There is an enormous market opportunity to rebuild the patient experience for maternity care, according to Oula's co-founders.

The U.S. maternity care system is designed to serve high-risk pregnancies, and studies show that a one-size-fits-all approach that treats every pregnancy as high-risk can lead to more interventions and leave some patients without the services they need.

According to the Listening to Mothers Survey, 74% of women say they want a less medicalized approach to birth, up from 45% in 2002. Research shows that midwifery-led care leads to lower rates of preterm birth, 30% to 40% lower C-section birth rates and rates of vaginal birth after C-section that are nearly twice as high. They also drive a 3x improvement in patient satisfaction with maternity care. A number of state-based regulations impose logistical requirements that make it difficult for midwives to practice—and insurers don’t always cover prenatal and postpartum midwifery care. 

Oula contends that its providers can spend twice as much time with patients as obstetricians do. Also, the company's care model allows pregnant individuals to deliver at a hospital with a midwifery approach, which includes access to a variety of pain management options including epidurals and nitrous oxide.
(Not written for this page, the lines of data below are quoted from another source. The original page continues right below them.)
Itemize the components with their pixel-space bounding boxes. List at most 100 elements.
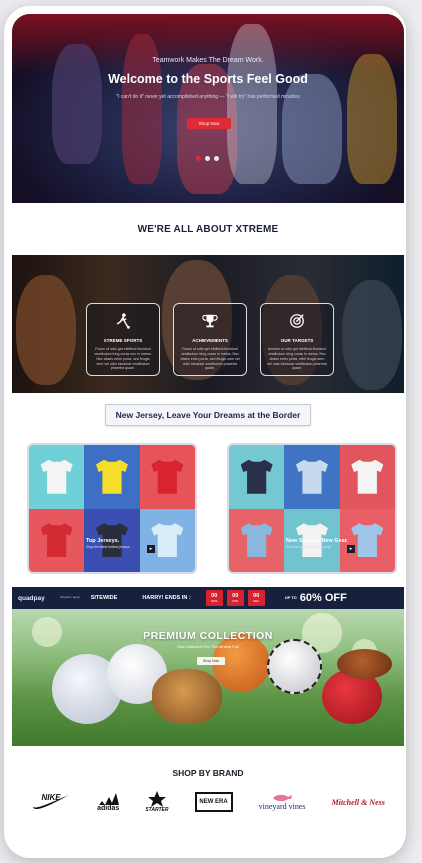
jersey-image — [40, 523, 73, 558]
trophy-icon — [202, 314, 218, 328]
jersey-panels: Top Jerseys. Shop the latest football jer… — [12, 437, 404, 587]
brand-name: vineyard vines — [258, 802, 306, 811]
hero-tagline: Teamwork Makes The Dream Work. — [152, 57, 264, 64]
panel-caption-sub: Shop the latest baseball jerseys — [286, 545, 332, 549]
brand-vineyard-vines[interactable]: vineyard vines — [259, 793, 306, 811]
jersey-panel-baseball[interactable]: New Season, New Gear. Shop the latest bas… — [227, 443, 397, 574]
countdown: 00 HRS 00 MIN 00 SEC — [205, 590, 265, 606]
jersey-tile[interactable] — [139, 508, 195, 572]
countdown-seconds: 00 SEC — [247, 590, 265, 606]
jersey-tile[interactable] — [139, 445, 195, 509]
quadpay-logo: quadpay — [18, 594, 45, 602]
jersey-tile[interactable] — [339, 445, 395, 509]
up-to-label: UP TO — [284, 594, 297, 600]
feature-description: Fusce ut odio get eleifend tincidunt ves… — [180, 347, 240, 371]
adidas-stripes-icon — [99, 792, 120, 805]
countdown-hours: 00 HRS — [205, 590, 223, 606]
jersey-image — [40, 459, 73, 494]
brand-name: NEW ERA — [199, 799, 228, 805]
jersey-banner: New Jersey, Leave Your Dreams at the Bor… — [12, 393, 404, 437]
brand-logos: NIKE adidas STARTER NEW ERA vineyard vin… — [12, 784, 404, 820]
panel-caption-title: New Season, New Gear. — [286, 538, 349, 544]
jersey-tile[interactable] — [229, 445, 285, 509]
jersey-panel-football[interactable]: Top Jerseys. Shop the latest football jer… — [27, 443, 197, 574]
sitewide-label: SITEWIDE — [90, 595, 118, 601]
panel-caption: Top Jerseys. Shop the latest football jer… — [86, 538, 129, 549]
jersey-tile[interactable] — [284, 445, 340, 509]
countdown-minutes: 00 MIN — [226, 590, 244, 606]
feature-card[interactable]: ACHIEVEMENTS Fusce ut odio get eleifend … — [173, 303, 247, 376]
brand-name: Mitchell & Ness — [331, 797, 385, 807]
countdown-unit: HRS — [211, 599, 218, 603]
jersey-image — [151, 523, 184, 558]
premium-collection: PREMIUM COLLECTION Our Collection For Th… — [12, 609, 404, 746]
feature-title: XTREME SPORTS — [103, 338, 143, 343]
shop-now-button[interactable]: Shop Now — [187, 118, 231, 129]
jersey-banner-title: New Jersey, Leave Your Dreams at the Bor… — [104, 404, 312, 426]
jersey-tile[interactable] — [229, 508, 285, 572]
starter-star-icon — [147, 791, 166, 807]
jersey-image — [295, 459, 328, 494]
new-era-logo: NEW ERA — [194, 792, 233, 812]
brand-name: adidas — [97, 804, 120, 812]
athlete-silhouette — [227, 24, 277, 184]
athlete-image — [342, 280, 402, 390]
slider-dot[interactable] — [205, 156, 210, 161]
athlete-image — [16, 275, 76, 385]
feature-cards: XTREME SPORTS Fusce ut odio get eleifend… — [86, 303, 334, 376]
promo-note: Valuation apply — [59, 595, 80, 600]
panel-caption-sub: Shop the latest football jerseys — [86, 545, 130, 549]
arrow-right-icon[interactable]: ▸ — [347, 545, 355, 553]
countdown-unit: SEC — [253, 599, 260, 603]
hero-banner: Teamwork Makes The Dream Work. Welcome t… — [12, 14, 404, 203]
jersey-tile[interactable] — [84, 445, 140, 509]
jersey-image — [240, 523, 273, 558]
premium-title: PREMIUM COLLECTION — [143, 630, 273, 642]
about-title: WE'RE ALL ABOUT XTREME — [137, 223, 279, 235]
jersey-tile[interactable] — [29, 445, 85, 509]
slider-dot[interactable] — [196, 156, 201, 161]
jersey-image — [95, 459, 128, 494]
brand-starter[interactable]: STARTER — [145, 791, 169, 813]
arrow-right-icon[interactable]: ▸ — [147, 545, 155, 553]
feature-title: ACHIEVEMENTS — [192, 338, 228, 343]
feature-card[interactable]: XTREME SPORTS Fusce ut odio get eleifend… — [86, 303, 160, 376]
jersey-image — [351, 459, 384, 494]
premium-subtitle: Our Collection For The Athlete Full — [177, 644, 239, 649]
whale-icon — [273, 794, 293, 802]
jersey-image — [351, 523, 384, 558]
target-icon — [290, 314, 304, 328]
jersey-image — [240, 459, 273, 494]
hero-title: Welcome to the Sports Feel Good — [108, 72, 308, 86]
promo-banner[interactable]: quadpay Valuation apply SITEWIDE HARRY! … — [12, 587, 404, 609]
phone-frame: Teamwork Makes The Dream Work. Welcome t… — [4, 6, 406, 858]
brand-new-era[interactable]: NEW ERA — [194, 792, 233, 812]
feature-description: Fusce ut odio get eleifend tincidunt ves… — [94, 347, 152, 371]
feature-description: Aenean ut odio get eleifend tincidunt ve… — [267, 347, 327, 371]
discount-label: 60% OFF — [299, 592, 347, 604]
baseball-glove-image — [152, 669, 222, 724]
premium-shop-button[interactable]: Shop Now — [197, 657, 225, 665]
hurry-label: HARRY! ENDS IN : — [142, 595, 191, 601]
brand-mitchell-ness[interactable]: Mitchell & Ness — [332, 798, 385, 807]
countdown-unit: MIN — [232, 599, 238, 603]
panel-caption: New Season, New Gear. Shop the latest bas… — [286, 538, 348, 549]
brand-adidas[interactable]: adidas — [97, 792, 120, 812]
feature-title: OUR TARGETS — [280, 338, 314, 343]
slider-dots — [196, 156, 219, 161]
brand-name: STARTER — [145, 807, 169, 813]
soccer-player-icon — [116, 313, 130, 329]
american-football-image — [337, 649, 392, 679]
slider-dot[interactable] — [214, 156, 219, 161]
feature-card[interactable]: OUR TARGETS Aenean ut odio get eleifend … — [260, 303, 334, 376]
brand-name: NIKE — [41, 792, 61, 802]
screen: Teamwork Makes The Dream Work. Welcome t… — [12, 14, 404, 850]
brand-nike[interactable]: NIKE — [31, 793, 71, 811]
hero-subtitle: "I can't do it" never yet accomplished a… — [116, 94, 300, 100]
jersey-image — [151, 459, 184, 494]
panel-caption-title: Top Jerseys. — [86, 538, 120, 544]
brands-title: SHOP BY BRAND — [172, 768, 244, 778]
features-band: XTREME SPORTS Fusce ut odio get eleifend… — [12, 255, 404, 393]
athlete-silhouette — [282, 74, 342, 184]
jersey-tile[interactable] — [29, 508, 85, 572]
Oula’s services fill additional gaps including early pregnancy care and postpartum care, group education classes, postpartum office hours and dedicated spaces for BIPOC parents and families. 

The provider takes most major insurances, including Medicaid. One in 5 Oula patients relies on Medicaid, 54% of patients identify as nonwhite or Hispanic, and 1 in 10 patients are LGBTQ+.

“Pregnancy outcomes in the U.S. have consistently deteriorated over the past two decades. Oula is solving this mounting crisis by reimagining the maternal experience with midwifery-first, team-based care supported by virtual wrap-around services and a tech-enabled platform. We’re excited to partner with the team as Oula scales its care model and empowers women to receive personalized, trusted support throughout pregnancy,” said Clara Sieg, partner and founder member at Revolution Ventures.